# Probability Distributions.

Sympy has a stats module, but it has some pretty brutal limitations. For example, if I want to compute the expected value of a binomial random variable, I can't unless the number of trials is an integer.

In [1]:
# example of sympy.stats limitations
import sympy as sp
from sympy.stats import Binomial as Bin
from sympy.stats import E as Ex

n = sp.Symbol('n', positive=True, integer=True)
p = sp.Symbol('p', positive=True)
X = Bin('X', n, p) 

try:
    Ex(X) # fails with n is not an integer
except:
    print('E(X) fails')

E(X) fails


I needed to do this, and more, for another project, so I created a distributions module `distributions.py` which allows you to work out probabilities, moments, expected values, and Fisher information for a number of common statistical distributions.

It works by defining the probability desnity function and the moment generating function for all the distributions. Sometime in the future, I'll attempt to work these out as sympy calculations rather than define them. However, this could prove difficult. For example, sympy can integrate `exp(-x**2)` but not `exp(-(x-mu)**2)`.

To get started, `import` the `distributions.py` file. You'll need to have `sympy` installed.

In [2]:
# import some common functions. Note that log is like sympy.log but forces expansion
from distributions import E, pr, log

# code to display a tuple of sympy expr as math
import IPython

def showmath(*args):
    return IPython.display.Math(',\\;'.join([sp.latex(a) for a in args]))
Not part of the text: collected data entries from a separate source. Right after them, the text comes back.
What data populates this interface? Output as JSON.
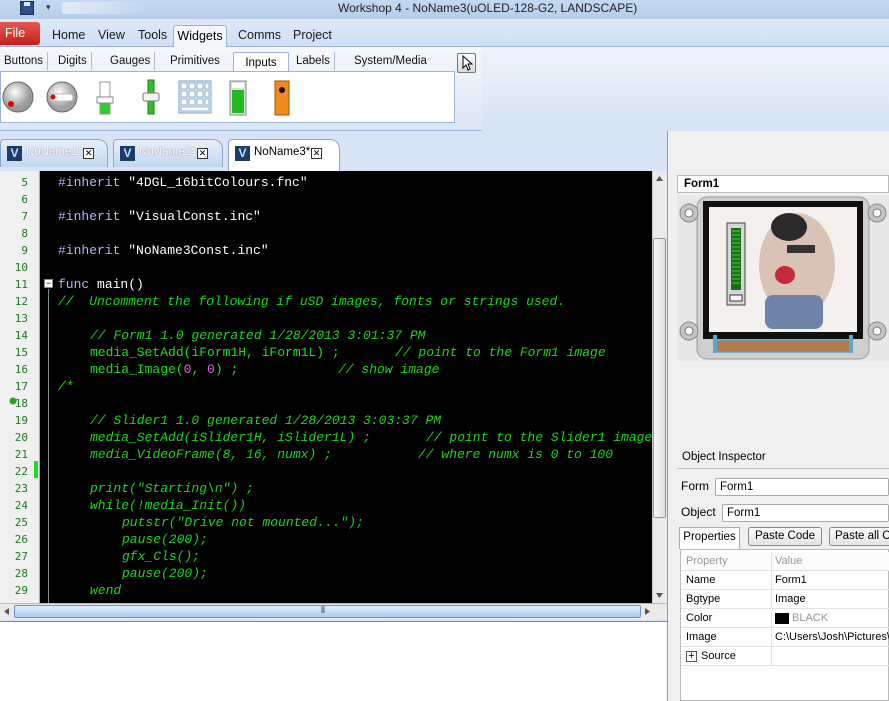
{
  "window": {
    "title": "Workshop 4 - NoName3(uOLED-128-G2, LANDSCAPE)"
  },
  "menu": {
    "file": "File",
    "tabs": [
      "Home",
      "View",
      "Tools",
      "Widgets",
      "Comms",
      "Project"
    ],
    "active": "Widgets"
  },
  "widget_tabs": {
    "tabs": [
      "Buttons",
      "Digits",
      "Gauges",
      "Primitives",
      "Inputs",
      "Labels",
      "System/Media"
    ],
    "active": "Inputs",
    "icons": [
      "knob-icon",
      "knob-flat-icon",
      "slider-icon",
      "trackbar-icon",
      "keyboard-icon",
      "meter-icon",
      "switch-icon"
    ]
  },
  "documents": {
    "tabs": [
      "NoName1*",
      "NoName2*",
      "NoName3*"
    ],
    "active": "NoName3*"
  },
  "editor": {
    "line_numbers": [
      "5",
      "6",
      "7",
      "8",
      "9",
      "10",
      "11",
      "12",
      "13",
      "14",
      "15",
      "16",
      "17",
      "18",
      "19",
      "20",
      "21",
      "22",
      "23",
      "24",
      "25",
      "26",
      "27",
      "28",
      "29"
    ],
    "lines": {
      "l5": {
        "a": "#inherit",
        "b": " \"4DGL_16bitColours.fnc\""
      },
      "l7": {
        "a": "#inherit",
        "b": " \"VisualConst.inc\""
      },
      "l9": {
        "a": "#inherit",
        "b": " \"NoName3Const.inc\""
      },
      "l11": {
        "a": "func",
        "b": " main()"
      },
      "l12": "//  Uncomment the following if uSD images, fonts or strings used.",
      "l14": "// Form1 1.0 generated 1/28/2013 3:01:37 PM",
      "l15": {
        "a": "media_SetAdd(iForm1H, iForm1L) ;",
        "c": "// point to the Form1 image"
      },
      "l16": {
        "a": "media_Image(",
        "n1": "0",
        "s": ", ",
        "n2": "0",
        "b": ") ;",
        "c": "// show image"
      },
      "l17": "/*",
      "l19": "// Slider1 1.0 generated 1/28/2013 3:03:37 PM",
      "l20": {
        "a": "media_SetAdd(iSlider1H, iSlider1L) ;",
        "c": "// point to the Slider1 image"
      },
      "l21": {
        "a": "media_VideoFrame(8, 16, numx) ;",
        "c": "// where numx is 0 to 100"
      },
      "l23": "print(\"Starting\\n\") ;",
      "l24": "while(!media_Init())",
      "l25": "putstr(\"Drive not mounted...\");",
      "l26": "pause(200);",
      "l27": "gfx_Cls();",
      "l28": "pause(200);",
      "l29": "wend"
    },
    "fold_symbol": "−",
    "hscroll_grip": "⦀"
  },
  "form_preview": {
    "title": "Form1"
  },
  "object_inspector": {
    "title": "Object Inspector",
    "form_label": "Form",
    "form_value": "Form1",
    "object_label": "Object",
    "object_value": "Form1",
    "tabs": [
      "Properties",
      "Paste Code",
      "Paste all Co"
    ],
    "columns": [
      "Property",
      "Value"
    ],
    "rows": [
      {
        "name": "Name",
        "value": "Form1"
      },
      {
        "name": "Bgtype",
        "value": "Image"
      },
      {
        "name": "Color",
        "value": "BLACK",
        "swatch": "#000000"
      },
      {
        "name": "Image",
        "value": "C:\\Users\\Josh\\Pictures\\"
      },
      {
        "name": "Source",
        "value": ""
      }
    ],
    "expand_symbol": "+"
  },
  "colors": {
    "editor_bg": "#000000",
    "comment": "#18d818",
    "keyword": "#aeb6ff",
    "number": "#d56cd5",
    "file_button": "#c0221b",
    "ribbon": "#d6e4f5"
  }
}
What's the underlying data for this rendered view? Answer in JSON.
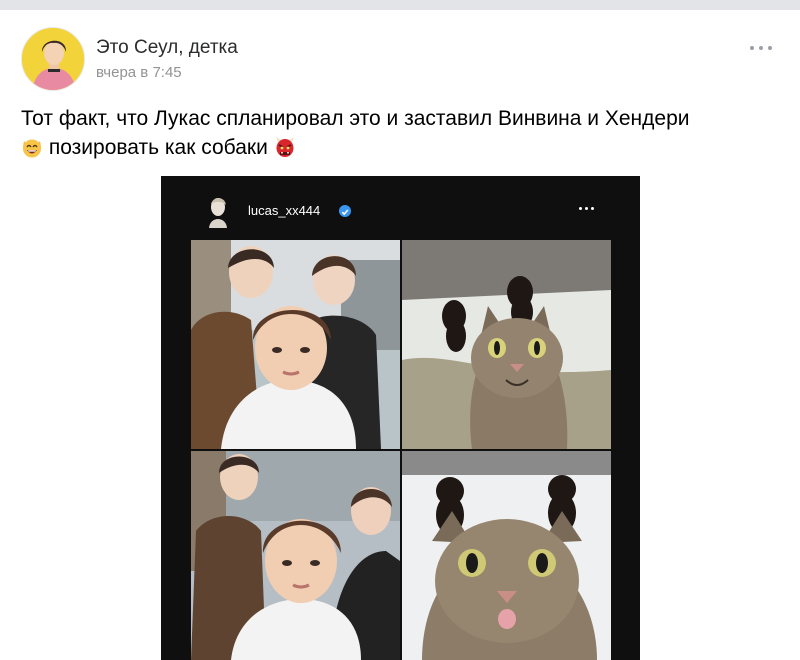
{
  "post": {
    "author": "Это Сеул, детка",
    "time": "вчера в 7:45",
    "text_part1": "Тот факт, что Лукас спланировал это и заставил Винвина и Хендери",
    "text_part2": "позировать как собаки"
  },
  "embedded_screenshot": {
    "username": "lucas_xx444"
  },
  "icons": {
    "more": "more-horizontal-icon",
    "verified": "verified-badge-icon",
    "emoji1": "grinning-cat-emoji",
    "emoji2": "ogre-emoji"
  },
  "colors": {
    "author": "#2c2d2e",
    "time": "#939393",
    "verified": "#3897f0",
    "photo_background": "#0f0f10"
  }
}
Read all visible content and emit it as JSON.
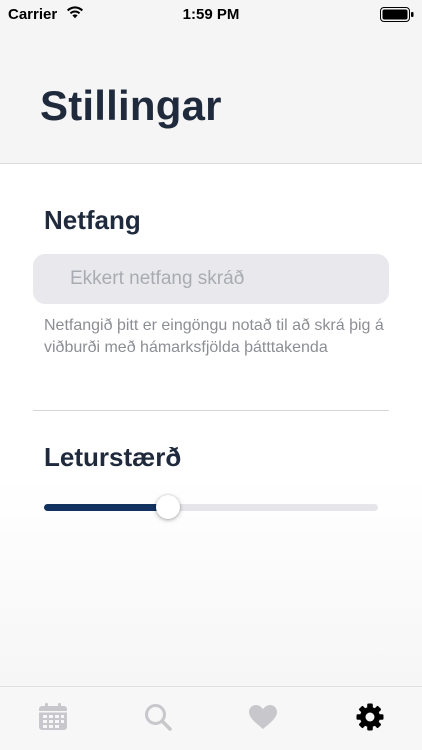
{
  "status_bar": {
    "carrier": "Carrier",
    "time": "1:59 PM"
  },
  "header": {
    "title": "Stillingar"
  },
  "email_section": {
    "title": "Netfang",
    "value": "",
    "placeholder": "Ekkert netfang skráð",
    "help_text": "Netfangið þitt er eingöngu notað til að skrá þig á viðburði með hámarksfjölda þátttakenda"
  },
  "font_size_section": {
    "title": "Leturstærð",
    "slider_value": 0.37
  },
  "tab_bar": {
    "tabs": [
      {
        "icon": "calendar-icon",
        "active": false
      },
      {
        "icon": "search-icon",
        "active": false
      },
      {
        "icon": "heart-icon",
        "active": false
      },
      {
        "icon": "gear-icon",
        "active": true
      }
    ]
  },
  "colors": {
    "title_text": "#1f2a3c",
    "accent": "#12335f",
    "tab_inactive": "#c7c7cc",
    "tab_active": "#000000",
    "field_background": "#e9e9ed"
  }
}
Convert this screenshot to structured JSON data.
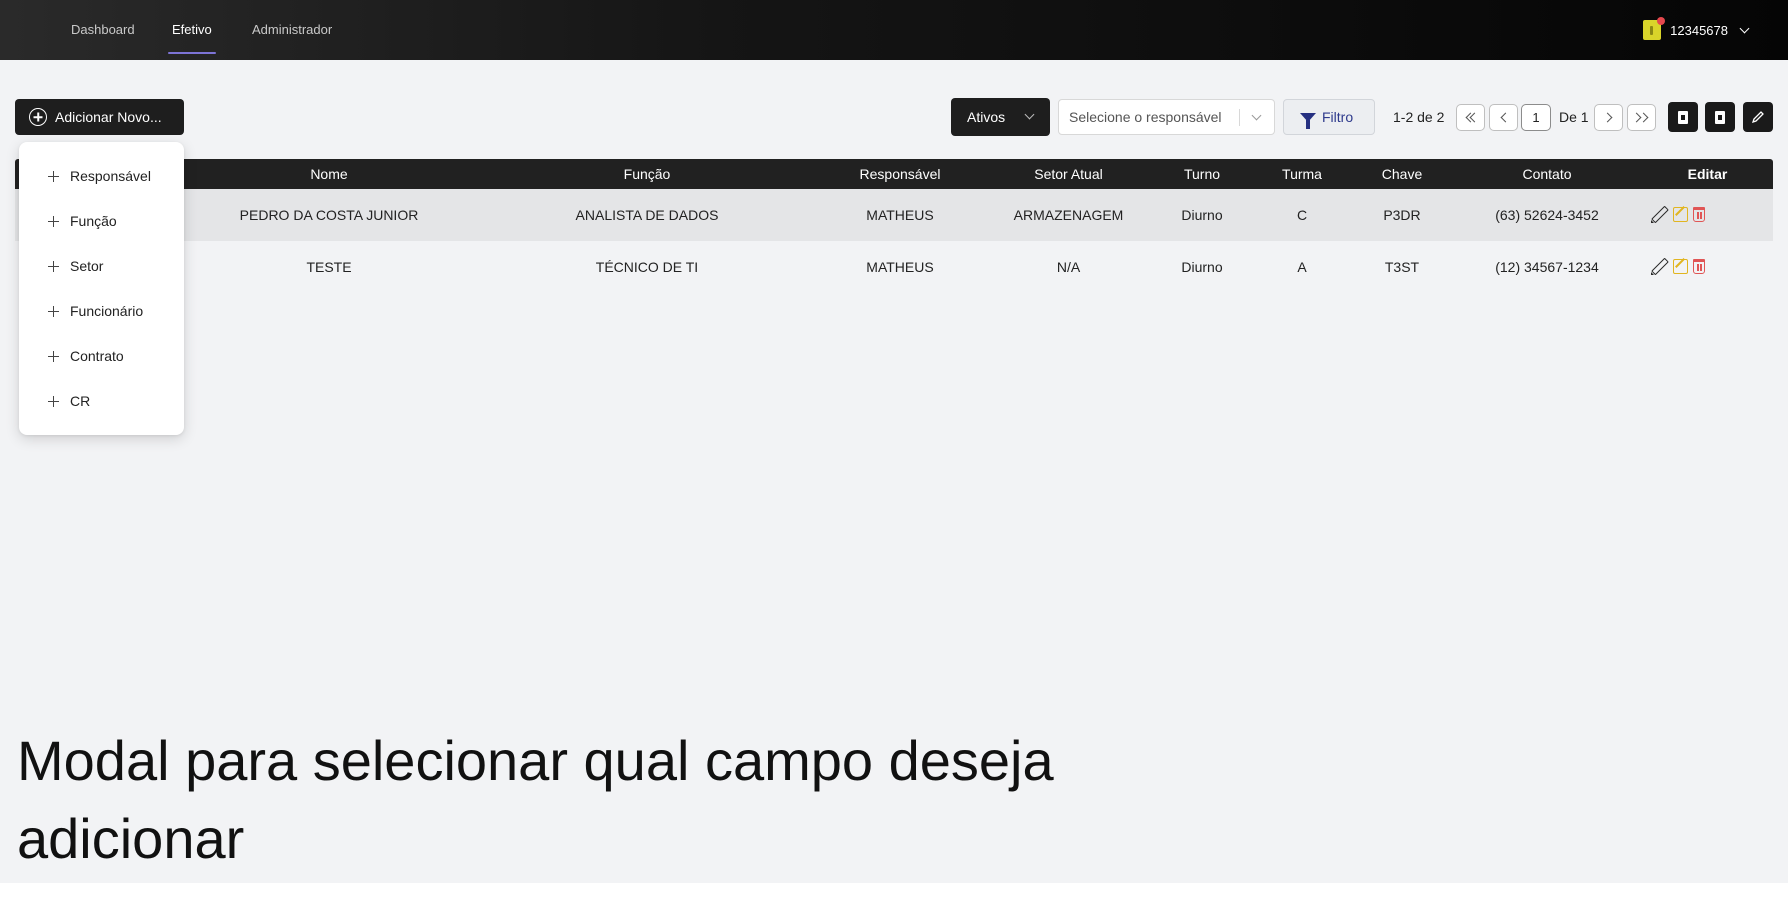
{
  "nav": {
    "links": [
      "Dashboard",
      "Efetivo",
      "Administrador"
    ],
    "active": "Efetivo",
    "user_id": "12345678"
  },
  "toolbar": {
    "add_label": "Adicionar Novo...",
    "status_value": "Ativos",
    "responsavel_placeholder": "Selecione o responsável",
    "filter_label": "Filtro",
    "page_range": "1-2 de 2",
    "current_page": "1",
    "page_of": "De 1"
  },
  "table": {
    "headers": [
      "Nome",
      "Função",
      "Responsável",
      "Setor Atual",
      "Turno",
      "Turma",
      "Chave",
      "Contato",
      "Editar"
    ],
    "rows": [
      {
        "nome": "PEDRO DA COSTA JUNIOR",
        "funcao": "ANALISTA DE DADOS",
        "responsavel": "MATHEUS",
        "setor": "ARMAZENAGEM",
        "turno": "Diurno",
        "turma": "C",
        "chave": "P3DR",
        "contato": "(63) 52624-3452"
      },
      {
        "nome": "TESTE",
        "funcao": "TÉCNICO DE TI",
        "responsavel": "MATHEUS",
        "setor": "N/A",
        "turno": "Diurno",
        "turma": "A",
        "chave": "T3ST",
        "contato": "(12) 34567-1234"
      }
    ]
  },
  "menu": {
    "items": [
      "Responsável",
      "Função",
      "Setor",
      "Funcionário",
      "Contrato",
      "CR"
    ]
  },
  "caption": "Modal para selecionar qual campo deseja adicionar",
  "icons": {
    "add": "plus-circle-icon",
    "filter": "funnel-icon",
    "export": "document-icon",
    "edit": "pencil-icon",
    "delete": "trash-icon"
  },
  "colors": {
    "topbar": "#151515",
    "active_underline": "#7d74d6",
    "filter_text": "#2e3a8c",
    "edit_yellow": "#e1b520",
    "delete_red": "#e05555",
    "notification_dot": "#e5484d"
  }
}
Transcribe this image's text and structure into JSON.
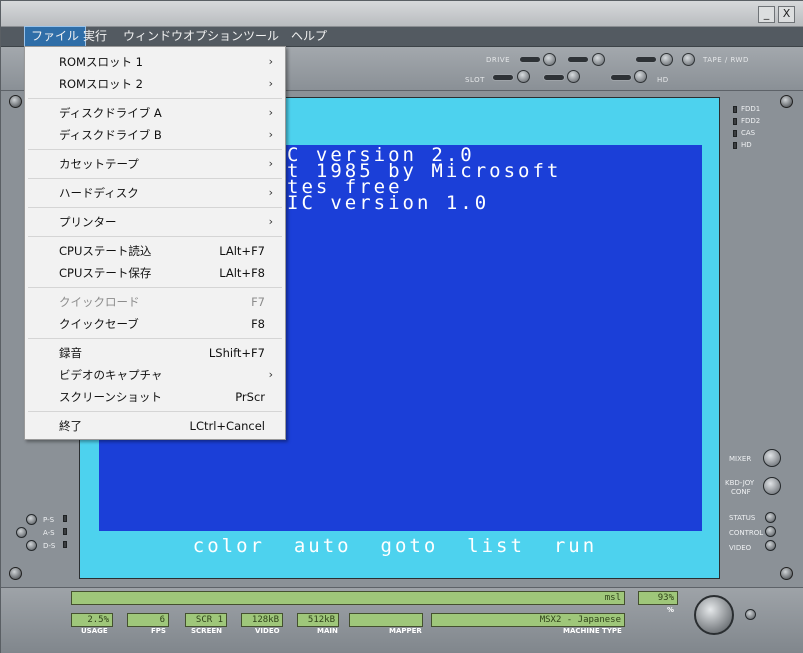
{
  "menubar": {
    "items": [
      "ファイル",
      "実行",
      "ウィンドウ",
      "オプション",
      "ツール",
      "ヘルプ"
    ],
    "active": "ファイル"
  },
  "window_controls": {
    "minimize": "_",
    "close": "X"
  },
  "top_panel": {
    "drive_label": "DRIVE",
    "slot_label": "SLOT",
    "tape_label": "TAPE / RWD",
    "hd_label": "HD"
  },
  "screen": {
    "lines": [
      "C version 2.0",
      "t 1985 by Microsoft",
      "tes free",
      "IC version 1.0"
    ],
    "function_keys": [
      "color",
      "auto",
      "goto",
      "list",
      "run"
    ],
    "border_color": "#4dd2ee",
    "background_color": "#1b3fd8"
  },
  "leds_right": [
    "FDD1",
    "FDD2",
    "CAS",
    "HD"
  ],
  "right_controls": {
    "mixer": "MIXER",
    "kbd_joy": "KBD-JOY",
    "conf": "CONF",
    "status": "STATUS",
    "control": "CONTROL",
    "video": "VIDEO"
  },
  "left_indicators": [
    "P-S",
    "A-S",
    "D-S"
  ],
  "file_menu": {
    "items": [
      {
        "label": "ROMスロット 1",
        "shortcut": "",
        "submenu": true,
        "disabled": false
      },
      {
        "label": "ROMスロット 2",
        "shortcut": "",
        "submenu": true,
        "disabled": false
      },
      {
        "label": "ディスクドライブ A",
        "shortcut": "",
        "submenu": true,
        "disabled": false
      },
      {
        "label": "ディスクドライブ B",
        "shortcut": "",
        "submenu": true,
        "disabled": false
      },
      {
        "label": "カセットテープ",
        "shortcut": "",
        "submenu": true,
        "disabled": false
      },
      {
        "label": "ハードディスク",
        "shortcut": "",
        "submenu": true,
        "disabled": false
      },
      {
        "label": "プリンター",
        "shortcut": "",
        "submenu": true,
        "disabled": false
      },
      {
        "label": "CPUステート読込",
        "shortcut": "LAlt+F7",
        "submenu": false,
        "disabled": false
      },
      {
        "label": "CPUステート保存",
        "shortcut": "LAlt+F8",
        "submenu": false,
        "disabled": false
      },
      {
        "label": "クイックロード",
        "shortcut": "F7",
        "submenu": false,
        "disabled": true
      },
      {
        "label": "クイックセーブ",
        "shortcut": "F8",
        "submenu": false,
        "disabled": false
      },
      {
        "label": "録音",
        "shortcut": "LShift+F7",
        "submenu": false,
        "disabled": false
      },
      {
        "label": "ビデオのキャプチャ",
        "shortcut": "",
        "submenu": true,
        "disabled": false
      },
      {
        "label": "スクリーンショット",
        "shortcut": "PrScr",
        "submenu": false,
        "disabled": false
      },
      {
        "label": "終了",
        "shortcut": "LCtrl+Cancel",
        "submenu": false,
        "disabled": false
      }
    ]
  },
  "status_bar": {
    "top_lcd": "msl",
    "percent_lcd": "93%",
    "percent_label": "%",
    "usage": {
      "value": "2.5%",
      "label": "USAGE"
    },
    "fps": {
      "value": "6",
      "label": "FPS"
    },
    "screen": {
      "value": "SCR 1",
      "label": "SCREEN"
    },
    "video": {
      "value": "128kB",
      "label": "VIDEO"
    },
    "main": {
      "value": "512kB",
      "label": "MAIN"
    },
    "mapper": {
      "value": "",
      "label": "MAPPER"
    },
    "machine": {
      "value": "MSX2 - Japanese",
      "label": "MACHINE TYPE"
    }
  }
}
# variance can be defined based on E
def Var(x):
    return sp.factor(E(x**2)-E(x)**2)

## Binomial distribution.

To create a binomial distribution, call `Binomial'. This takes three parameters:

* the name of the symbol. Typically you will want to use 'y', as this is common when referring to a variable taken from a Gaussian/normal distribution.
* the probability of success. This defaults to a symbol `p`.
* the number of attempts. This defaults to a symbol `n`

The probability and count are stored as properties `p` and `n` of the Binomial symbol.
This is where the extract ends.